Christian Schembri's training camp diary
Malta's favourite boxer, Christian 'Coqqus' Schembri (23-9-1, 8KO), is preparing for his 34th professional bout on September 30.
British fight fans will already be familiar with 31-year-old Schembri after he took Stoke's Nathan Heaney the distance over 10 rounds for the IBO Continental super-middleweight title in 2020.
Ahead of his showdown with Czech Republic's Milan Dvorak, Christian has agreed to share a unique insight into his training camp by writing weekly diary entries all through September, exclusive to BBN.
Monday 11th – Friday 15th
The events that happened this week were unusual, coming out from left field.
I started my week in Sicily, because I was still there for my friend’s wedding. He had a great wedding, just like you see in the movies, with loads of food, wine and merry guests dancing and being happy for the bride and groom. We had a good time, but I limited myself a lot, only joining in the dancing, staying mindful that I had to make weight very soon to fight on the 30th, so I didn’t afford to have any blowouts. I got a lot of stick from my friends, as usual, but you learn to take it over the years.

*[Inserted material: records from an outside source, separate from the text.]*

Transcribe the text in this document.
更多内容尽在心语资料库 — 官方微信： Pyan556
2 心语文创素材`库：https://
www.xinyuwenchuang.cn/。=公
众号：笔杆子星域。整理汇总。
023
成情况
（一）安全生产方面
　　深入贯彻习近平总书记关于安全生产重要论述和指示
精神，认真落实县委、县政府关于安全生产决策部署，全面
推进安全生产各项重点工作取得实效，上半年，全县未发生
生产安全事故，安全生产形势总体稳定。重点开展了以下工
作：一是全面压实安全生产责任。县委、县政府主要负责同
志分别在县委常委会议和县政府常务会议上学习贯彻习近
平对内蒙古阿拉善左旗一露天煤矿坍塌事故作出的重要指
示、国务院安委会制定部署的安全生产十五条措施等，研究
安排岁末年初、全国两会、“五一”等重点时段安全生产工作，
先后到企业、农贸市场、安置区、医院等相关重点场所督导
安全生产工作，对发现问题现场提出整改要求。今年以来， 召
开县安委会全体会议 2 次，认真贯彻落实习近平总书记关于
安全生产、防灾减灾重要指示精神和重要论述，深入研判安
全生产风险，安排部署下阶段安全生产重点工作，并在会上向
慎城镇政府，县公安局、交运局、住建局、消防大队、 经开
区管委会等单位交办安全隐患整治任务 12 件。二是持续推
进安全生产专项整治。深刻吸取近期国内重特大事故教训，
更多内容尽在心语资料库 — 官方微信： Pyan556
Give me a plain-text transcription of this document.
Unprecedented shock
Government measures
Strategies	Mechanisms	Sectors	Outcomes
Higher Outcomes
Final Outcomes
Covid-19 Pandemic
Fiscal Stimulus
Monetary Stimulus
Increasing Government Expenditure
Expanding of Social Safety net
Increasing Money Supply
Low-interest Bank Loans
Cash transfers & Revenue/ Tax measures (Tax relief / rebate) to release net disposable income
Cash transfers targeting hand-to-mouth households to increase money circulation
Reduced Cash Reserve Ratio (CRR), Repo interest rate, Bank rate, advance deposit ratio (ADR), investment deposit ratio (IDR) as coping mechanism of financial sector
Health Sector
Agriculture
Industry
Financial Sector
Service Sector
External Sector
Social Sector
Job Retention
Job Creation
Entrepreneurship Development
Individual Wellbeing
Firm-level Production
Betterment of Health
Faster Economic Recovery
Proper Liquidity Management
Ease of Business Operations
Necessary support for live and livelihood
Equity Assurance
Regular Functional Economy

We landed back in Malta at 1am on Tuesday morning, and after a few hours sleep I woke up and did a home workout. I skipped rope for 12 rounds of 3 minutes, with 10 push ups and 20 crunches in between rounds, with the intention of saving my legs for sparring in the afternoon.
After running a few errands I went to a boxing gym in Birkirkara, Fight Factory, for sparring. I have known the head coach there for years, Steve Martin, having started out training with him when I was 17 years old, doing the sport in the summer to keep up my fitness in the football off-season.
I knew it was going to be a tough one, as I was going to spar three of his amateur boxers for three rounds each, which ended up being 10 because I don’t like leaving things on odd numbers! Things immediately started to take a turn for the worse. I was having a chat with Steve before sparring and he told me that the rumour mill was in full swing that the show on the 30th was being cancelled. Me being me, I was optimistic that it would still go ahead since it was so close to the date, but my head started going into overdrive on how to manage to still go through with the show even if the main promoter bailed out.
We started with the sparring and it was some good rounds with a few of the best amateur boxers in and around my weight class on the island, doing three, three and four rounds with three of the boxers. My legs felt heavy in the warm up, so I decided I was not going to move around a lot and practice my head movement and countering instead, and pace myself to have a steady 10 rounds.
After sparring, on my way to Fort Fitness to do the evening shift, I got hold of one of the promoters and he explained the situation to me. Various factors had come into play and the show was 99 per cent going to be pulled. I went into promoter mode myself and told him how we can save the date or just postpone it by a week, but he told me to wait for the official announcement. By the time it came out a few days later, I had given up hope of promoting the show myself for various reasons. The first one being that the next date that they were going to hold was 18th November, meaning that it would be too short a turnaround from one fight to the next. The second, better one this one, was that they promised a shot at National Middleweight Championship, probably a rematch with the guy I drew with last February, and I did not want to risk either a cut, or to be overtrained for that fight.
After thinking about it a bit and discussing with Scott, my coach, and Demis, one of the promoters, I decided to finish the week’s training plan as planned and then take a week off to let my body recover, doing only some light bits and pieces so as not to go crazy. I’m a training freak, and to take a whole week off with no training would drive me nuts.
I finished the week as planned, with my early morning runs and conditioning and boxing in the afternoon. I had some more sparring on Thursday with Niclas Elfstedt and another couple of keen Maltese guys, who are quite skilled but rarely do the sport competitively, but they go hard in sparring. It was a good session, and I ended up doing 12 rounds instead of eight, but I enjoyed it even though, physically, I felt flat. I guess it was a combination of the fight being cancelled, travelling and walking a lot, and cutting down on food to make weight, but I still managed to put in a good performance. I treat these days as mental training, because you never know if you wake up sick on the day of the fight and you still have to go through with it.
Just like how I treated the whole fight being cancelled ordeal. Mental toughness. It wasn’t pleasant at all, after all the hard training and dieting I had been doing to get myself into top shape, but I’m keeping in mind that after the week’s rest I will still reap the benefits of that camp, I still have learned and went through new experiences during sparring, learned what supplements I should and shouldn’t be taking and become a few percentage points better as a fighter overall.
Now, it’s all about recovering, planning and peaking at the right time to get that Maltese Strap!